А четвертых, кажется, она заболела, как все, влюбившись в одного десятиклассника, который нравился всем девочкам без исключения, с пятого по десятый класс. Он был самый стильный и самый обаятельный, и вел себя как джентльмен, даже с нею.
А еще играл на гитаре в ансамбле и пел, как бог…
Но любил он только одну девчонку, ту, которая жила в его доме — он на втором, а она на первом этаже. Любка с Валей Иволгиной дружила и часто бывала у нее в гостях, была она старше ее на два года, но училась лишь на класс выше, в седьмом. Любке Валя Иволгина тоже нравилась. Сама по себе мягкая и объективная. А в чем-то завидовала ей. Ее сестра уехала в училище уже давно, и теперь помогала им, посылая одежду, которая была не хуже Ингиной или Нинкиной, а может, даже лучше. Любка не унижалась, обходила стороной, если значительно в чем-то уступала, но только так она могла, не вызывая ни у кого подозрений, встретить Мишку Яшина и переброситься с ним приветствием…
Когда Любка случайно встречалась с Мишкой Яшиным, она начинала таять и плавиться. И внезапно чувствовала, что не может двинуть ни рукой, ни ногой, ни что-то сказать, или даже пошевелить губами. Любка даже и не пыталась пошевелиться, пока Мишка не поднимется к себе, или, наоборот, не выйдет на улицу. А если заходил к Вале, Любка внезапно резво вскакивала и неслась в туалет или куда-то еще, дожидаясь, пока он не выйдет…
Конечно, она не думала, что он когда-нибудь обратит на нее внимание. Наоборот, ей хотелось стать невидимкой. Вся ее жизнь не стоила выеденного яйца, она ко всему привыкла, и расстраивалась, если с ней плохо обращались, но когда она вспоминала о нем, из нее будто вынимали дух — и сразу хотелось стать не хуже Вали или девочки, которая могла бы Мишке понравиться. Когда он шел по дороге, она переходила на другую сторону, чтобы не встречаться и не выглядеть полной дурой. Волосы вставали дыбом при одной мысли, что он вдруг узнает, как у нее иногда непроизвольно текут слюни, перекашивает лицо, трясутся руки, подгибаются и деревенеют ноги, как не спит дома, прячась от отчима, как ее ненавидят и презирают даже учителя, и что ее постоянно бьют… Не только в школе, но и дома. Она не была ни Валей, ни Ингой, ни кем-то другим, у кого в жизни все так хорошо, что не стыдно рассказать или показать. И если раньше она старалась понять мать, теперь ей было и стыдно, и обидно, и больно, когда она говорила о ней гадости, выставляла, как причину своих несчастий, заметив, что люди повторяют и передают дальше слово в слово.

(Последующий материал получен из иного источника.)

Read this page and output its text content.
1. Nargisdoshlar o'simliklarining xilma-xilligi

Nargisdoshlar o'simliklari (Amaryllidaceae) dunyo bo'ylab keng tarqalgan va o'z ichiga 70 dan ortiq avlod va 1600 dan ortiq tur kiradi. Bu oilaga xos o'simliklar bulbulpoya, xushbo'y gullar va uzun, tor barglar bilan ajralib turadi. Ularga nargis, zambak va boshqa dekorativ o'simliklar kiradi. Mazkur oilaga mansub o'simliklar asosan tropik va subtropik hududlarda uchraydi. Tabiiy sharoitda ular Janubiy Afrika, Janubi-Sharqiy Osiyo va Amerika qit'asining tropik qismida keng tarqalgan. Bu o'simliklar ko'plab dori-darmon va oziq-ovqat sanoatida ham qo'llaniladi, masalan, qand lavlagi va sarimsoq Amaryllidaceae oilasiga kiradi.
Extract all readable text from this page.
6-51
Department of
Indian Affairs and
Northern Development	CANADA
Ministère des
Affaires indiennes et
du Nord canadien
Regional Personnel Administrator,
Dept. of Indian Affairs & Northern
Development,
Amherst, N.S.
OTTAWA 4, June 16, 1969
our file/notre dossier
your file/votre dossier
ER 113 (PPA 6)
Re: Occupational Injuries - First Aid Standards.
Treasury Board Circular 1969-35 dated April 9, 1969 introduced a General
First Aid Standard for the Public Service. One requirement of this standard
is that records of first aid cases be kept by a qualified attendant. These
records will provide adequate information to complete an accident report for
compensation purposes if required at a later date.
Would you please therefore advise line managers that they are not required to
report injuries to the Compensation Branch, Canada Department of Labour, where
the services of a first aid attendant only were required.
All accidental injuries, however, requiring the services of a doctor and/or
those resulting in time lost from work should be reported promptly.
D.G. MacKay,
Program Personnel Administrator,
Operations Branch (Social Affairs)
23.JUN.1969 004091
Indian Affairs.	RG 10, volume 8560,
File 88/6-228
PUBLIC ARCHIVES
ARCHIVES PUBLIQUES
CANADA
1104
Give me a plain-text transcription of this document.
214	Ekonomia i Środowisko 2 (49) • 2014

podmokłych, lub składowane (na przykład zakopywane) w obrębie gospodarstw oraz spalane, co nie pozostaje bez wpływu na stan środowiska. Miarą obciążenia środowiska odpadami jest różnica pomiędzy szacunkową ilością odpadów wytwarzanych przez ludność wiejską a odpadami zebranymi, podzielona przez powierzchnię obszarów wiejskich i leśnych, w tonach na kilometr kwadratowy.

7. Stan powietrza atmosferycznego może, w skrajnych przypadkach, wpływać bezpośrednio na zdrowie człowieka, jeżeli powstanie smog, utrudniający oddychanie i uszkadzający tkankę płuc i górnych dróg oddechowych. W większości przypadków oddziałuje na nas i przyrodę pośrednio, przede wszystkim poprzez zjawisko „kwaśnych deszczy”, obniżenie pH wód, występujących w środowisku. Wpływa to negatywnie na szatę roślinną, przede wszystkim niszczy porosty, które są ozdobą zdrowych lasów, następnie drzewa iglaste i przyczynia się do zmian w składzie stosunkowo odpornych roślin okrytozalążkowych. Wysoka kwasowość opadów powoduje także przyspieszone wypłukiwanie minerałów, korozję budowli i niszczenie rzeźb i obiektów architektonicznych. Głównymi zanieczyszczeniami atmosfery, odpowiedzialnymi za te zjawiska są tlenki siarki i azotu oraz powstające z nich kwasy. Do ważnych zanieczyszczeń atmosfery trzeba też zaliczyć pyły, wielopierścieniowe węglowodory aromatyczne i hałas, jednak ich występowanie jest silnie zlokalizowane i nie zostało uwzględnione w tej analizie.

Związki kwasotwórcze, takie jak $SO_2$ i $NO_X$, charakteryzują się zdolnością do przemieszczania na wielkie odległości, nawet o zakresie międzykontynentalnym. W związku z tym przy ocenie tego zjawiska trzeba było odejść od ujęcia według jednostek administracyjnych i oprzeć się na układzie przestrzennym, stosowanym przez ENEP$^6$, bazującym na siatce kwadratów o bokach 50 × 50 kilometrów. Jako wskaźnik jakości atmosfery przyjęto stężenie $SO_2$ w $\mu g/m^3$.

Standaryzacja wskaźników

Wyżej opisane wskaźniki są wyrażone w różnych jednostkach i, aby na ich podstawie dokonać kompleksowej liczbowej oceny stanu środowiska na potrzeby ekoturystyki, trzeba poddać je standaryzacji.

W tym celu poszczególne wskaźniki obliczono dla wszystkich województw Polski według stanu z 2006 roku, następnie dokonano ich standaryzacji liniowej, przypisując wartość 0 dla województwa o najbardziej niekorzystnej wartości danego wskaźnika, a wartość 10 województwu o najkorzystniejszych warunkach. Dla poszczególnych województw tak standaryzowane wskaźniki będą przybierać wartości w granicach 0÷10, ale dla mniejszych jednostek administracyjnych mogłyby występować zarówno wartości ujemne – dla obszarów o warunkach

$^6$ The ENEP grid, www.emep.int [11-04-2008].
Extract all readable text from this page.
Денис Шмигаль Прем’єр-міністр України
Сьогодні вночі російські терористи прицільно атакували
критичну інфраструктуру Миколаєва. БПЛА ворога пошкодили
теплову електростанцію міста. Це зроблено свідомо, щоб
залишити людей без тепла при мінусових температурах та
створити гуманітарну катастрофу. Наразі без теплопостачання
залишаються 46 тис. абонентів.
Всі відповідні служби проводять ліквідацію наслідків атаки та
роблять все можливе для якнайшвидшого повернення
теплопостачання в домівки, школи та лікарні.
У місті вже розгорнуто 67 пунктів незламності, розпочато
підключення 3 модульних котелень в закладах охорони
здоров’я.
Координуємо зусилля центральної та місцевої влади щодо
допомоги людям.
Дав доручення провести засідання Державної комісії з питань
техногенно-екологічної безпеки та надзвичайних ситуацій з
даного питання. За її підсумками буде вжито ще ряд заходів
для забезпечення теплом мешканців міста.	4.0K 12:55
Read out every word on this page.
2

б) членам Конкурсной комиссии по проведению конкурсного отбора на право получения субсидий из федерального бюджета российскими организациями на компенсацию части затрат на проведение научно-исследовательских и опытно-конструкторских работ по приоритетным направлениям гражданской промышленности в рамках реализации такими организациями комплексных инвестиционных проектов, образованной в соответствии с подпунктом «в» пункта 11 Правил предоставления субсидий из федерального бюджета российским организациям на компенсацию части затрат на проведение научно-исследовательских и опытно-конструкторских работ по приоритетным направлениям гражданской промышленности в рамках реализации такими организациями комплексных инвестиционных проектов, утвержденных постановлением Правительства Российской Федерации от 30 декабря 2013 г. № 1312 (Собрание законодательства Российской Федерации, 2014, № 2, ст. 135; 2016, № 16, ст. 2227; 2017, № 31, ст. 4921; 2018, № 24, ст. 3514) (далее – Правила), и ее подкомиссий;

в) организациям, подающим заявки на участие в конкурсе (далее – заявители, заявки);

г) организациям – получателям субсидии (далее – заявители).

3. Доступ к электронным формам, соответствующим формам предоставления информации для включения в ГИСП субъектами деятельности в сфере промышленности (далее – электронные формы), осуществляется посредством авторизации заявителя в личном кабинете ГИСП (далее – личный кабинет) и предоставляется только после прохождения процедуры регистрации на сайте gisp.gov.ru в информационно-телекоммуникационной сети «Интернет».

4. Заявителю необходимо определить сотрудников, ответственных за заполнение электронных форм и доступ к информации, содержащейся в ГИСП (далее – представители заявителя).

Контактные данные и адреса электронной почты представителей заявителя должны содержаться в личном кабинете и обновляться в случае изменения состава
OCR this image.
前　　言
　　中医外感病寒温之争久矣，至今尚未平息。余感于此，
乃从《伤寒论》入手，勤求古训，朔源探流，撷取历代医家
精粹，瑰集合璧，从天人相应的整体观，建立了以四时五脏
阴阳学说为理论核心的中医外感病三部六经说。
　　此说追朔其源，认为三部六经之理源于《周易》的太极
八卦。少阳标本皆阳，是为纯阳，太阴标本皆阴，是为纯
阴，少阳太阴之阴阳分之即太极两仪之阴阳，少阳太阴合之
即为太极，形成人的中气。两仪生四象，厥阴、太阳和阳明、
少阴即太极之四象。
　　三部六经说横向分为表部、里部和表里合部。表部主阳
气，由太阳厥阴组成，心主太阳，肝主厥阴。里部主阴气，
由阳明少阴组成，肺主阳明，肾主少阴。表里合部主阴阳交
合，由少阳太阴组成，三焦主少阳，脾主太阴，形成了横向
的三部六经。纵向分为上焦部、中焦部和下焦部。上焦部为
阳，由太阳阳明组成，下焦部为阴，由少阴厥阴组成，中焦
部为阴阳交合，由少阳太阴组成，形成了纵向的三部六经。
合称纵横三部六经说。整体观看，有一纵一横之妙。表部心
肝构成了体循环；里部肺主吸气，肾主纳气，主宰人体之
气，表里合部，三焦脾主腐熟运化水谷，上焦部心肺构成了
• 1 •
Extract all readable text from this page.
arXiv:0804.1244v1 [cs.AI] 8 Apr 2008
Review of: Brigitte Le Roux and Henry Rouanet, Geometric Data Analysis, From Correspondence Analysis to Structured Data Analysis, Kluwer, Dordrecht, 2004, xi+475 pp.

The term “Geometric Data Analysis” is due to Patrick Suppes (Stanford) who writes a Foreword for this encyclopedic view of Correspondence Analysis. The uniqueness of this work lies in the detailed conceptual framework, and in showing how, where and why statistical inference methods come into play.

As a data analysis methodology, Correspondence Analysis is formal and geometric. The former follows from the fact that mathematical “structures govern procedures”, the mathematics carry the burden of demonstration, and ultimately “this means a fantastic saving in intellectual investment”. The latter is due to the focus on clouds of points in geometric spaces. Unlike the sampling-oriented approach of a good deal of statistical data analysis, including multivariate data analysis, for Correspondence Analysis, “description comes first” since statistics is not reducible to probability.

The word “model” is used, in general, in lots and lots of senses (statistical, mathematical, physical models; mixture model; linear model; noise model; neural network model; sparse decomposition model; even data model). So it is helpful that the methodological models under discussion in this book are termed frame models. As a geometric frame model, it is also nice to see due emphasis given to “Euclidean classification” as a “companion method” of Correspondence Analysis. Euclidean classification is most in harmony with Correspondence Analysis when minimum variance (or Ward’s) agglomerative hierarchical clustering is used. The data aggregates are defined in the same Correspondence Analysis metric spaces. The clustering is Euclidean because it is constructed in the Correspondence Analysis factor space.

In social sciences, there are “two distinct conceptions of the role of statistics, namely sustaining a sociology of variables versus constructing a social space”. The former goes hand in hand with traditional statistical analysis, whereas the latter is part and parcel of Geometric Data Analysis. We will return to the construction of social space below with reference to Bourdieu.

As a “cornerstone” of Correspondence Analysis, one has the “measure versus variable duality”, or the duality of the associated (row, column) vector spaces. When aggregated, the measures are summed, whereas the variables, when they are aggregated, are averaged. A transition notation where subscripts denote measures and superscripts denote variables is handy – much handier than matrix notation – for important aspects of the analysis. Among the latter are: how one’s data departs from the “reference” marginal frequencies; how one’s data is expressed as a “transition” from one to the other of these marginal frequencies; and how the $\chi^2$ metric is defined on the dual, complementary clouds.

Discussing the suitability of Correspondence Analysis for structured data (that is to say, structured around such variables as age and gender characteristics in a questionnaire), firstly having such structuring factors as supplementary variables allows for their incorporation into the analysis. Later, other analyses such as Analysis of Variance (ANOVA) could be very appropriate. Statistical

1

Даже на почте, после того, как она отработала там целое лето и не сделала ни одной оплошности, одна из почтальонов помыкнула ею, отозвавшись нелестно при свидетелях и потребовав, чтобы она не путалась у нее под ногами, выгнав сортировать газеты в коридор.
Эта почтальонка и раньше относилась к Любке с неприязнью, начиная за нее запинаться, если вдруг встречались в сортировочном отделении. Не только Любка, другие почтальоны обращались за корреспонденцией со стороны клиентов, если тетя Катя стояла в сортировке, загораживая проход. Но сразу, как накричала на Любку, она вдруг начала расхваливать свою дочь, которая ни разу не прошла со своей матерью ни по одной улице. А хвалилась она ею за то, что дочка ее, которая училась уже в седьмом классе, самостоятельно подоила корову, которую они держали всю их жизнь. И мать радовалась вместе с нею, грубо вырвав у Любки рассортированные газеты, которые она умела разобрать и сложить так же быстро, как другие почтальоны.
Когда она попробовала заговорить об этом с матерью, та лишь отмахнулась, бросив недовольно: «Что теперь, ссориться из-за тебя со всеми? Если ты такая и есть!»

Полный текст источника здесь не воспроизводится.